Popular series "Graveyards 101" begins May 9
April 30, 2012
DEARBORN / April 30, 2012---University of Michigan-Dearborn again will offer “Graveyards 101,” a popular lecture series on graveyards, gravestones and images of death, last offered in 2010.
“The series was very popular with the public as well as with students,” said Ronald Stockton, professor, political science, who organized the series. “People say their view of society is transformed by this class. It gives a totally different way of looking at culture, history, art, religion, ethnicity. It answers questions you didn't know you had.”
All lectures will be held from 7-9 p.m. on Wednesday from May 9 to June 6 in the Social Sciences Building, Room 1600, on the UM-Dearborn campus, located at 4901 Evergreen Rd.
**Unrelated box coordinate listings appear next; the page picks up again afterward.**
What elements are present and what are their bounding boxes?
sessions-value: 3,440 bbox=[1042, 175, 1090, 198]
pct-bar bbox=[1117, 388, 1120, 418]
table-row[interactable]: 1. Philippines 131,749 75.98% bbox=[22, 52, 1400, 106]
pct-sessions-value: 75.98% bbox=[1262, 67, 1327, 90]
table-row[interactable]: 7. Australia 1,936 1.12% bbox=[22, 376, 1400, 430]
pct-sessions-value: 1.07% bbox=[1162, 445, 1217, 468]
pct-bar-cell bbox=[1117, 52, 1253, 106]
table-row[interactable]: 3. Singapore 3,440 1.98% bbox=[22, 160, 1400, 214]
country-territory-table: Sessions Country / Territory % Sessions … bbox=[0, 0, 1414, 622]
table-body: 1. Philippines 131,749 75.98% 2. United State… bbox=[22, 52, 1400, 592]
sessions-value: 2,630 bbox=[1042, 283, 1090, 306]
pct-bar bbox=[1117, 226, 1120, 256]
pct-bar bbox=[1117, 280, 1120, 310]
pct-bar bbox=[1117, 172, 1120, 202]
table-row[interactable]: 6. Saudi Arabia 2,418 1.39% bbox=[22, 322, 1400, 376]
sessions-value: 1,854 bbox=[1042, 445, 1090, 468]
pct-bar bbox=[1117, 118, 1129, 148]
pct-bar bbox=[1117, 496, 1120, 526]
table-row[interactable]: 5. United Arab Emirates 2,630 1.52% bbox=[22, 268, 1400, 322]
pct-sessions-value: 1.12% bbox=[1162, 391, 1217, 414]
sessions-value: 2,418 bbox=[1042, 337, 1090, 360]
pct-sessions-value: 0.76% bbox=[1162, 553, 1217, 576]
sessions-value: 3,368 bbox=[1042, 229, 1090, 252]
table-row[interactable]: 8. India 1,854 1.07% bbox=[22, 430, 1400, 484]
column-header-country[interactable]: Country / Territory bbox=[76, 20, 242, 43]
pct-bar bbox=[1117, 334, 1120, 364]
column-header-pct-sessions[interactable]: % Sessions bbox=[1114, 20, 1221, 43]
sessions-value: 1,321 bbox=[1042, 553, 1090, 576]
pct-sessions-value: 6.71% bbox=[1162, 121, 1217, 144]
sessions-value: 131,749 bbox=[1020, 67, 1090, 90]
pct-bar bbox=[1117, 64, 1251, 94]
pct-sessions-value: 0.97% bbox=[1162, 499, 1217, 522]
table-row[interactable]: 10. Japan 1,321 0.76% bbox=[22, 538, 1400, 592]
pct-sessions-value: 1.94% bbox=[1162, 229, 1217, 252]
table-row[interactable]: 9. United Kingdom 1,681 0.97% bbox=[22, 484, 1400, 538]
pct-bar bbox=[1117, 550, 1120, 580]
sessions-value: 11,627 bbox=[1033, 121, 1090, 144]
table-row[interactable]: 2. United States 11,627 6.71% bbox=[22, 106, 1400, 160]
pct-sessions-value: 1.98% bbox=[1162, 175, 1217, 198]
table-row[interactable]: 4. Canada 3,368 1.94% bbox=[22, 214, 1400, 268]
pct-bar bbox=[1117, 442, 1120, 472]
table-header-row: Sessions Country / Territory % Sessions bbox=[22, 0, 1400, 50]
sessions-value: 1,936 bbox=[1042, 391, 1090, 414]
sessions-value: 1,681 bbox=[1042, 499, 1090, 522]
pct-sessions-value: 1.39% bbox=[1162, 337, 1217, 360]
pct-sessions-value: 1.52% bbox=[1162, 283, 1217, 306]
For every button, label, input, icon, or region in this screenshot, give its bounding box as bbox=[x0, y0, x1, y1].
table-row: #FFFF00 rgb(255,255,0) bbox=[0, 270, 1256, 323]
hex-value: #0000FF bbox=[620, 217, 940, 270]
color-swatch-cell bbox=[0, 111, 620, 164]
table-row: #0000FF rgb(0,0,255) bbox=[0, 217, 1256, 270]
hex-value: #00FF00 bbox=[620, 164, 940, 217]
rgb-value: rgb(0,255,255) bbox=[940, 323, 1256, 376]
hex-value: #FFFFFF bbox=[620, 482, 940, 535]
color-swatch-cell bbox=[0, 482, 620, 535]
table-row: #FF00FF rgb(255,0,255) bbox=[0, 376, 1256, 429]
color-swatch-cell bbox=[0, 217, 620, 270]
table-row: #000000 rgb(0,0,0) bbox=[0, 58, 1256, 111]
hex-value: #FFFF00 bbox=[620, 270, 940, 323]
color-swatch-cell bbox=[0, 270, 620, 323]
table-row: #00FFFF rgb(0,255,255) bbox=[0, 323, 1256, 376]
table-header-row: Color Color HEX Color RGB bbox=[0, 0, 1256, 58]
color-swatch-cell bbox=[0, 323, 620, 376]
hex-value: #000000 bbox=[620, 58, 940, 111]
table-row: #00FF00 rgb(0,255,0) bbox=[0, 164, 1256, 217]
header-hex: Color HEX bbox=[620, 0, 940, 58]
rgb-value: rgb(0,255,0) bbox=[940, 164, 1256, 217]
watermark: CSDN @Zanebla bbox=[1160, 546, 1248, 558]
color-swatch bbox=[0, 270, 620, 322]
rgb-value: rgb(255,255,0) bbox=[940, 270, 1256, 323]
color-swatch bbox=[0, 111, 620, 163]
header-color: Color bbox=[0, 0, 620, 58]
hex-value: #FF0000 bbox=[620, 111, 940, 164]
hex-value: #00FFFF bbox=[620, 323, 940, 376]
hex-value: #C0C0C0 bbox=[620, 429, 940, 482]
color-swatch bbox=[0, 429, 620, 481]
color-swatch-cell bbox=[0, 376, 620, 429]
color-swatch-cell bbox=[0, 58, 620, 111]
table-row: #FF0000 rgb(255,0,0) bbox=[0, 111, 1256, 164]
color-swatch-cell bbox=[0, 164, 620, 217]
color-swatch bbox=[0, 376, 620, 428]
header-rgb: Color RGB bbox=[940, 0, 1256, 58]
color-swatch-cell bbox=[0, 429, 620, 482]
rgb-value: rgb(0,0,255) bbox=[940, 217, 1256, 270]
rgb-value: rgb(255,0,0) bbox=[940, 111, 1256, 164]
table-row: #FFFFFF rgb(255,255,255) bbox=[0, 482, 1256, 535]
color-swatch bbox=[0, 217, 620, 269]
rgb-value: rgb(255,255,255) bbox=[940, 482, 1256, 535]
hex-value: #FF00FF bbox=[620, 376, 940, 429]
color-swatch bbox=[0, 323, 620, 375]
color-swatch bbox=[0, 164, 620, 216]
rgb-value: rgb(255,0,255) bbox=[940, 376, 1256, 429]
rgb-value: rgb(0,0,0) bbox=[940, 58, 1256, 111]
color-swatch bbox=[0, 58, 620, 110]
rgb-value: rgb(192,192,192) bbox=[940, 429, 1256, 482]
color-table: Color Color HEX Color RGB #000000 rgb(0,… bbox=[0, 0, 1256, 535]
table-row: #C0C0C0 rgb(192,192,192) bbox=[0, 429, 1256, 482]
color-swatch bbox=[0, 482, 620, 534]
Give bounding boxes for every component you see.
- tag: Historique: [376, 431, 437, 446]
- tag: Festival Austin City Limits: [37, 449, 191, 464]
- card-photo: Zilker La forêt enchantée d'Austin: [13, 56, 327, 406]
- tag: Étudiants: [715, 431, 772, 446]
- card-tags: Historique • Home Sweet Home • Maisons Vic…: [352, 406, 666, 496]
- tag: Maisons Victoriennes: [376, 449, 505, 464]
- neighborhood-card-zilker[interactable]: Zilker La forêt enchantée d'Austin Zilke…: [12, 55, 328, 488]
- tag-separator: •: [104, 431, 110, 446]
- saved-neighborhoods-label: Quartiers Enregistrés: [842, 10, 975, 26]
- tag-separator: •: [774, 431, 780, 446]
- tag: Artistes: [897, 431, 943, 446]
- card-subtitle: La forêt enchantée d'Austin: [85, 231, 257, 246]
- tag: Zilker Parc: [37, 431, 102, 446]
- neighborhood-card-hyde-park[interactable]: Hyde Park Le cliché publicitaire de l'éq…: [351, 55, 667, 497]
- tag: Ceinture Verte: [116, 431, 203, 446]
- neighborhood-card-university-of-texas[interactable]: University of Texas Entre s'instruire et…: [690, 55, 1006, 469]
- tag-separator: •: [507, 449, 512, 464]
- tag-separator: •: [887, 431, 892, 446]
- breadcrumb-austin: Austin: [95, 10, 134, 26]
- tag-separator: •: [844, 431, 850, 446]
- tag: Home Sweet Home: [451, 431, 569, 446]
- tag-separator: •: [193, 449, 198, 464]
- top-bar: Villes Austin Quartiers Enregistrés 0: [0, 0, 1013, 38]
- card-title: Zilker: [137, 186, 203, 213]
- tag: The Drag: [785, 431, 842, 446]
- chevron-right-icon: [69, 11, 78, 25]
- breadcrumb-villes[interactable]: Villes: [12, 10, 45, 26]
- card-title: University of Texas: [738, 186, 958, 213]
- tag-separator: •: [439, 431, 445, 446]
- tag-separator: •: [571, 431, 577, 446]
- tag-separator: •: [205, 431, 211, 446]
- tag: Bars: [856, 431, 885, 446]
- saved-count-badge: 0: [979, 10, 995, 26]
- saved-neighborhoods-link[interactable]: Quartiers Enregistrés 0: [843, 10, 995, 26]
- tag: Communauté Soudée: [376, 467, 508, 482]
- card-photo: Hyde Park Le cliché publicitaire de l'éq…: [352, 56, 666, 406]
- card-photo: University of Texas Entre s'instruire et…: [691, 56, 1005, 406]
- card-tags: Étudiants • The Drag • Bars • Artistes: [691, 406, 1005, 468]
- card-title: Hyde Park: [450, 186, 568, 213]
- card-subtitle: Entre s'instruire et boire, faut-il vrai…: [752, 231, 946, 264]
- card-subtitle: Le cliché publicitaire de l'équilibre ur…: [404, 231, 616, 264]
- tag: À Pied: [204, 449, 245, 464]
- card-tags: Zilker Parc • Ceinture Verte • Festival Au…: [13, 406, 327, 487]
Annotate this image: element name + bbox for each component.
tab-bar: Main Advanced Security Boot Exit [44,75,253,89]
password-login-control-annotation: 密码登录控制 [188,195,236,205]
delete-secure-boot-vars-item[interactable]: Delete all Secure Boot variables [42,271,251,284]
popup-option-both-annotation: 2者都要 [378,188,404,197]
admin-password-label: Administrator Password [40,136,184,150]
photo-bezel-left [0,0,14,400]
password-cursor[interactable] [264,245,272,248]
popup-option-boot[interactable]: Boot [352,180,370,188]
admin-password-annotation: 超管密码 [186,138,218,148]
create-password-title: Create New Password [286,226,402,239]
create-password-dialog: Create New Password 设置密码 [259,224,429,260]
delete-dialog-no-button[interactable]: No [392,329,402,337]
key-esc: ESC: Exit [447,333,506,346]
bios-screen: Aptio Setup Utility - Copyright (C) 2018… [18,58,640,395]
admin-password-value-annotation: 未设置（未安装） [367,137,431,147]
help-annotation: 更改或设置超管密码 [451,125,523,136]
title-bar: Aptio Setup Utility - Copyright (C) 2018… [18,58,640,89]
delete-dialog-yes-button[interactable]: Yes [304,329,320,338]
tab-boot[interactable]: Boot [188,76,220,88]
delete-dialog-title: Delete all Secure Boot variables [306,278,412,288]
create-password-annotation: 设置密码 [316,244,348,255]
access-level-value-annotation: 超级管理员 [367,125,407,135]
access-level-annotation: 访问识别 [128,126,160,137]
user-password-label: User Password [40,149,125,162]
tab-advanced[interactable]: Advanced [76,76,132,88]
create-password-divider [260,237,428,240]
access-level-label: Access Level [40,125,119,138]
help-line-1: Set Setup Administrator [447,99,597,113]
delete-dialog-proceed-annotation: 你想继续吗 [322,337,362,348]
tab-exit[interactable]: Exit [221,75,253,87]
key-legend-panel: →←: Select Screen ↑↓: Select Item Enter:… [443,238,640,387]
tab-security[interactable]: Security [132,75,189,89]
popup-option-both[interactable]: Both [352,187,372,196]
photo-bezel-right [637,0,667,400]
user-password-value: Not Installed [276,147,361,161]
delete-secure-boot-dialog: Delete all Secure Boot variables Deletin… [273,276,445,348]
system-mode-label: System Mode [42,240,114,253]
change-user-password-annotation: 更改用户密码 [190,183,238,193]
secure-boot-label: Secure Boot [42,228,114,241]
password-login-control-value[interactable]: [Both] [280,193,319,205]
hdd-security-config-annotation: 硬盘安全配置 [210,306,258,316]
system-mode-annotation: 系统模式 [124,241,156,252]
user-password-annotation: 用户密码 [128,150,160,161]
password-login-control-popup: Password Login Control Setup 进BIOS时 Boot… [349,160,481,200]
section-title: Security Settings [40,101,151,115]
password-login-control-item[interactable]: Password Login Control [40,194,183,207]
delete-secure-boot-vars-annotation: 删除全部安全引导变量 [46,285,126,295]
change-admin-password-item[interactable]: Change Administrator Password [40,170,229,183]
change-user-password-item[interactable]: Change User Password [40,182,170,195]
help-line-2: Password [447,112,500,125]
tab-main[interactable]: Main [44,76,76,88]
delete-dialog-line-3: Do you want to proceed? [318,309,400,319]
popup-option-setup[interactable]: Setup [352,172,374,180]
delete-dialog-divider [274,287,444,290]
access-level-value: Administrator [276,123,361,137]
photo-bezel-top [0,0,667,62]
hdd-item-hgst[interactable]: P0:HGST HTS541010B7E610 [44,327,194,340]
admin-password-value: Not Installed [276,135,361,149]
The series will conclude with a graveyard tour Saturday, June 9.
The lectures and tour are free and open to members of the community who can attend for “entertainment and education.” Enrolled students can receive one credit hour for attending the lectures and tour, completing readings and writing a paper for the course.
Stockton will speak on June 6 on "Gravestones Around the World." Other speakers are history professor Elaine Clark on "Death and Dying in Pre-Modern Europe" on May 9; humanities professor Randal Woodland on "The New Orleans Way of Death" on May 16; history professor Gerald Moran on “The Puritan Way of Death” on May 23; and Henry Ford Community College art history professor Hashim al-Tawil on "The Muslim Way of Death" on May 30.
Stockton first became interested in the topic when he surveyed a graveyard in southern Illinois where his relatives have been buried since the mid-1800s. In the process, he discovered some historically significant trends in the population in the region, and wrote a scholarly article called "Death on the Frontier."
Founded in 1959 with a gift of just over 200 acres of land and $6.5 million from the Ford Motor Company, University of Michigan-Dearborn is a metropolitan university serving southeastern Michigan, committed to excellence rooted in strong academics, innovative research and programming and civic engagement. The University has nearly 8,900 students pursuing more than 100 bachelor's, master’s, doctoral and professional degrees in liberal arts and sciences, engineering, business and education. A top-ranked university with a faculty devoted to teaching, and students committed to achievement, UM-Dearborn has been shaped by its history of partnering with local leaders and communities, and is committed to finding solutions for the challenges that face the region.